Услышав все это, Илья незаметно выдохнул, стараясь ничем не выдать своей радости.

– Иван Горыныч, – уважительно обратился он к Ливеру, чтобы не злить еще больше невменяемого главаря шайки, – а откуда же мне было знать, что энтот пьяный мужик сыскарь? Он мне никаких документов не показывал. Просто хотел покрасоваться перед Шкетом своей стрельбой, а сам из пневматики промазал с пяти шагов. Я и в голову не мог взять, что опера из МУРа такие мазилы. Не-е, мне такое знакомство не надо шить, я того мужика вообще первый раз видел и последний. Тем более после налета на склады я и сам теперь под арестом хожу. Не-е, ты, Ливер, как хочешь, но мне эту мутотень не навязывай, я как бывший фронтовик не люблю всякие склоки, мне очень обидно такое про себя слышать. И Лиходея вы напрасно избили, он парень хоть и со скверным характером, но никогда тебя не подведет. Тут я сам за него ручаюсь.

Прихватив желтыми прокуренными зубами нижнюю губу, Ливер в течение минуты покусывал ее, раздумывая над словами Журавлева, все же находясь в сомнении по отношению к нему. Потом ухмыльнулся одной стороной злого лица, и с загадочным видом поглядывая на Илью острыми глазами, как будто у него находился спрятанный козырь в рукаве, медленно выговорил:

– Ты, Илюха, не думай, что ты такой умный и можешь обвести меня вокруг пальца, как какую-нибудь дешевку…

После таких слов Журавлев встревоженно подумал: «Неужели он знает о том, что Нора ко мне подкатывала? Это уже намного хуже. Ревность никого до добра не доводила, этот упырь может мне свернуть шею очень даже запросто» – но своего волнения ничем не выдал.

– А что ты можешь сказать на это… – тем временем продолжал говорить Ливер и, вытянув руку, звонко щелкнул крупными шишковатыми в суставах пальцами.

Позади Ильи дверь немедленно распахнулась, он резко повернулся и увидел перед собой старого знакомого по Тамбову вора-рецидивиста, карманника и щипача Александра Павликова, известного в уголовных кругах под кличкой Павлин. Оказывается, это он и явился на краткосрочные гастроли в Ярославль, и теперь все это время находился за дверью, слушая всю эту ахинею, которую тут нес оперативный сотрудник лейтенант Илья Журавлев.

Криво ухмыляясь во все свое морщинистое, как печеное яблоко, лицо, сбоку неловко кося на Илью левым глазом, горбун тянул Павлина за собой, крепко держа скрюченными пальцами за рукав светлого в клетку пиджака. Оставив вора посреди помещения, Ключник вновь направился к дверям, переваливаясь с боку на бок, поминутно со злобой оглядываясь на Илью.

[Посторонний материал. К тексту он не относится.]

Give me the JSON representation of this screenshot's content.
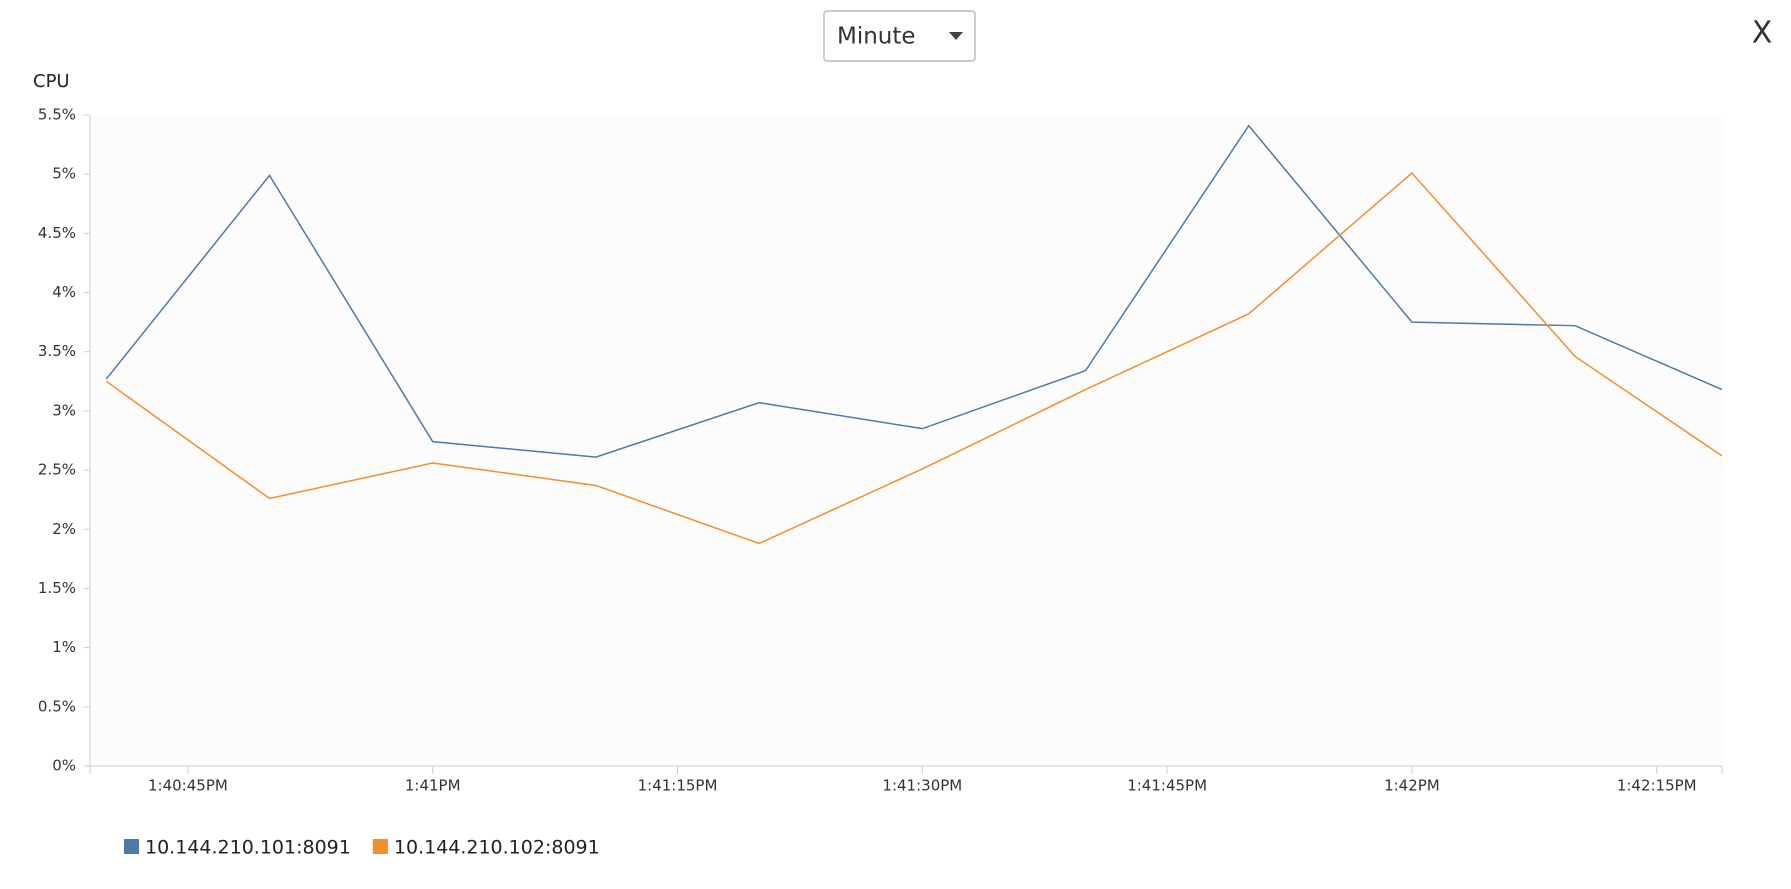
{
  "ui": {
    "dropdown": "Minute",
    "close": "X"
  },
  "chart_data": {
    "type": "line",
    "y_label": "CPU",
    "x": [
      "13:40:40",
      "13:40:50",
      "13:41:00",
      "13:41:10",
      "13:41:20",
      "13:41:30",
      "13:41:40",
      "13:41:50",
      "13:42:00",
      "13:42:10",
      "13:42:19"
    ],
    "xlim": [
      "13:40:39",
      "13:42:19"
    ],
    "xticks": [
      {
        "value": "13:40:45",
        "label": "1:40:45PM"
      },
      {
        "value": "13:41:00",
        "label": "1:41PM"
      },
      {
        "value": "13:41:15",
        "label": "1:41:15PM"
      },
      {
        "value": "13:41:30",
        "label": "1:41:30PM"
      },
      {
        "value": "13:41:45",
        "label": "1:41:45PM"
      },
      {
        "value": "13:42:00",
        "label": "1:42PM"
      },
      {
        "value": "13:42:15",
        "label": "1:42:15PM"
      }
    ],
    "ylim": [
      0,
      5.5
    ],
    "yticks": [
      {
        "value": 0,
        "label": "0%"
      },
      {
        "value": 0.5,
        "label": "0.5%"
      },
      {
        "value": 1,
        "label": "1%"
      },
      {
        "value": 1.5,
        "label": "1.5%"
      },
      {
        "value": 2,
        "label": "2%"
      },
      {
        "value": 2.5,
        "label": "2.5%"
      },
      {
        "value": 3,
        "label": "3%"
      },
      {
        "value": 3.5,
        "label": "3.5%"
      },
      {
        "value": 4,
        "label": "4%"
      },
      {
        "value": 4.5,
        "label": "4.5%"
      },
      {
        "value": 5,
        "label": "5%"
      },
      {
        "value": 5.5,
        "label": "5.5%"
      }
    ],
    "series": [
      {
        "name": "10.144.210.101:8091",
        "color": "#4e79a7",
        "values": [
          3.27,
          4.99,
          2.74,
          2.61,
          3.07,
          2.85,
          3.34,
          5.41,
          3.75,
          3.72,
          3.18
        ]
      },
      {
        "name": "10.144.210.102:8091",
        "color": "#f28e2b",
        "values": [
          3.25,
          2.26,
          2.56,
          2.37,
          1.88,
          2.51,
          3.18,
          3.82,
          5.01,
          3.46,
          2.62
        ]
      }
    ]
  }
}
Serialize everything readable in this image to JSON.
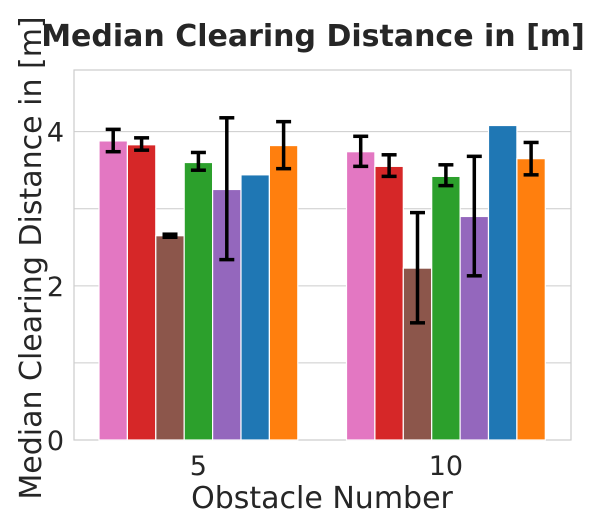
{
  "chart_data": {
    "type": "bar",
    "title": "Median Clearing Distance in [m]",
    "xlabel": "Obstacle Number",
    "ylabel": "Median Clearing Distance in [m]",
    "categories": [
      "5",
      "10"
    ],
    "ylim": [
      0,
      4.8
    ],
    "yticks": [
      0,
      2,
      4
    ],
    "grid": true,
    "series": [
      {
        "color": "#e377c2",
        "values": [
          3.88,
          3.74
        ],
        "err": [
          [
            3.74,
            4.03
          ],
          [
            3.55,
            3.94
          ]
        ]
      },
      {
        "color": "#d62728",
        "values": [
          3.83,
          3.55
        ],
        "err": [
          [
            3.76,
            3.92
          ],
          [
            3.42,
            3.7
          ]
        ]
      },
      {
        "color": "#8c564b",
        "values": [
          2.65,
          2.23
        ],
        "err": [
          [
            2.63,
            2.67
          ],
          [
            1.52,
            2.95
          ]
        ]
      },
      {
        "color": "#2ca02c",
        "values": [
          3.6,
          3.42
        ],
        "err": [
          [
            3.5,
            3.73
          ],
          [
            3.3,
            3.57
          ]
        ]
      },
      {
        "color": "#9467bd",
        "values": [
          3.25,
          2.9
        ],
        "err": [
          [
            2.34,
            4.18
          ],
          [
            2.13,
            3.68
          ]
        ]
      },
      {
        "color": "#1f77b4",
        "values": [
          3.44,
          4.08
        ],
        "err": null
      },
      {
        "color": "#ff7f0e",
        "values": [
          3.82,
          3.65
        ],
        "err": [
          [
            3.52,
            4.13
          ],
          [
            3.44,
            3.86
          ]
        ]
      }
    ]
  }
}
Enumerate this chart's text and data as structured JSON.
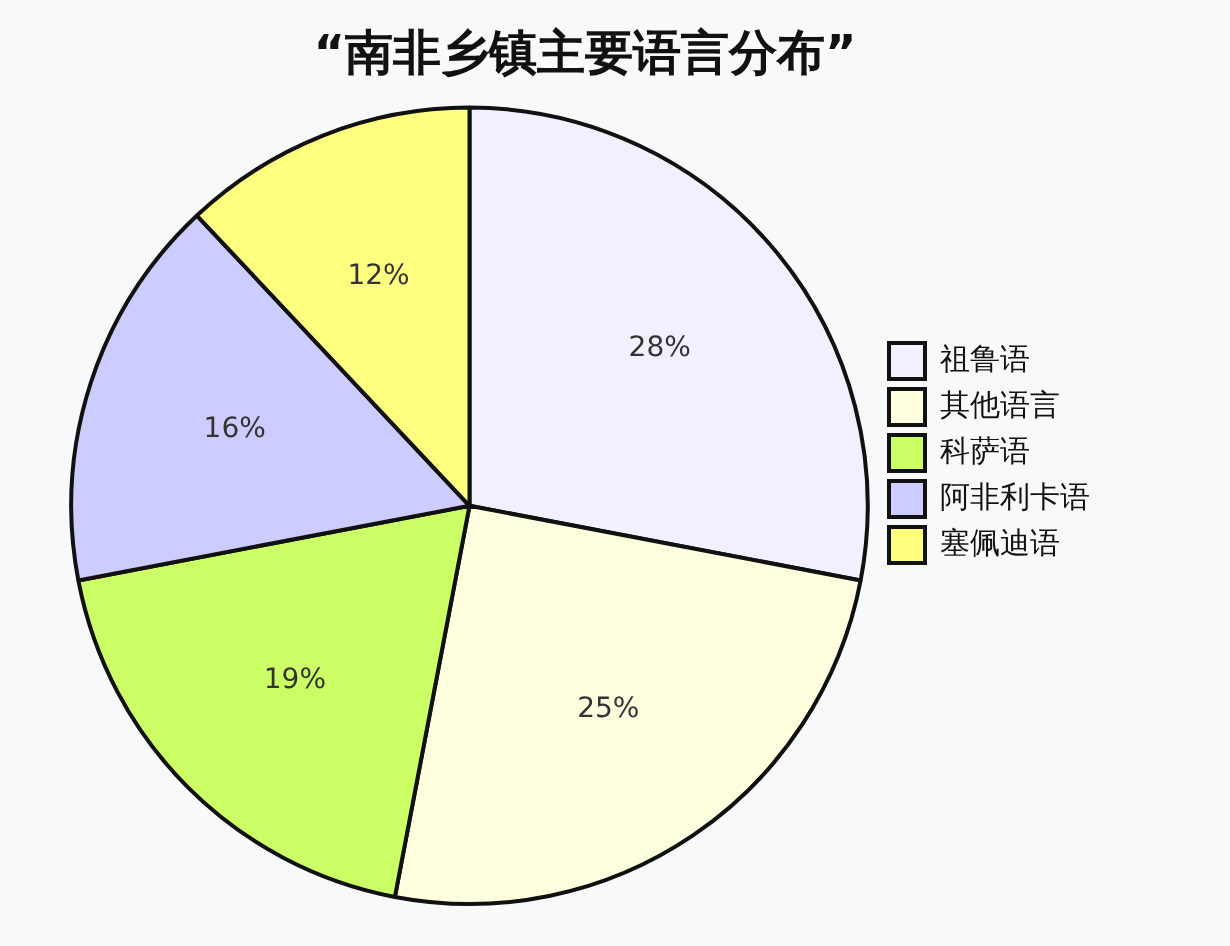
{
  "chart_data": {
    "type": "pie",
    "title": "“南非乡镇主要语言分布”",
    "categories": [
      "祖鲁语",
      "其他语言",
      "科萨语",
      "阿非利卡语",
      "塞佩迪语"
    ],
    "values": [
      28,
      25,
      19,
      16,
      12
    ],
    "value_labels": [
      "28%",
      "25%",
      "19%",
      "16%",
      "12%"
    ],
    "colors": [
      "#f0f0ff",
      "#ffffe0",
      "#ccff66",
      "#ccccff",
      "#ffff80"
    ],
    "legend": "right"
  }
}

– Знаешь этого человека? – спросил Ливер у Павлина и кивком указал на Журавлева.

Вор-рецидивист рывком вскинул подбородок, затем с поспешной подобострастностью стянул с головы кепку, комкая ее пальцами, внимательно пригляделся к стоявшему перед ним человеку.

Илья в свою очередь тоже стал к Павлину приглядываться, стараясь по глазам определить, угадал он его или нет, потому что от этого зависели его дальнейшие действия. Судя по тому, как у Павлина вытянулось круглое лицо от изумления и забегали по сторонам его крошечные глаза, Илья догадался, что этот гастролер щипач его узнал.

– Помню я эту гниду, – сказал Журавлев с пренебрежением, опережая Павлина с его запоздалым ответом. – Он у братухи Филина подрезал бумажник с ксивой и котлы, которые ему на фронте подарил сам маршал Рыбалко. Мы ему тогда с парнями мизинец садовыми ножницами отрезали, чтобы это фуфло знало, у кого он осмелился красть.

– Было такое дело? – сурово и с любопытством спросил Ливер, взглянув на Павлина. – Ну-ка покажи руку.

– Врет он все! – взвизгнул Павлин. – Это оперативник, Илья Журавлев, дружбан Клима Орлова, начальника отдела по борьбе с организованной преступностью Тамбовского Управления НКВД. И пальца не он меня лишил, а его дружки.

– Значит, все-таки дружки? – переспросил Ливер, и по его ухмыляющейся физиономии с крупными чертами было заметно, что главарю стало доставлять особое удовольствие расследовать это запутанное дело: хоть самому в менты подавайся.

– Какие дружки? – никак не мог успокоиться Павлин, вдруг почему-то решив, что Ливер над ним издевается и совсем не доверяет его словам. – Это легавый, зуб даю! – Он отрывисто черкнул большим пальцем руки о верхние плотно слитые зубы. – Век воли не видать!

– Иван Горыныч, – наигранно усталым голосом, как бы тем самым говоря о том, что он прав, и ему не хочется тратить ненужных слов, вновь с почтением обратился Илья к Ливеру, – этот фраер просто хочет твоими руками со мной разделаться, отомстить по полной. Он же знает, как ты относишься к предателям.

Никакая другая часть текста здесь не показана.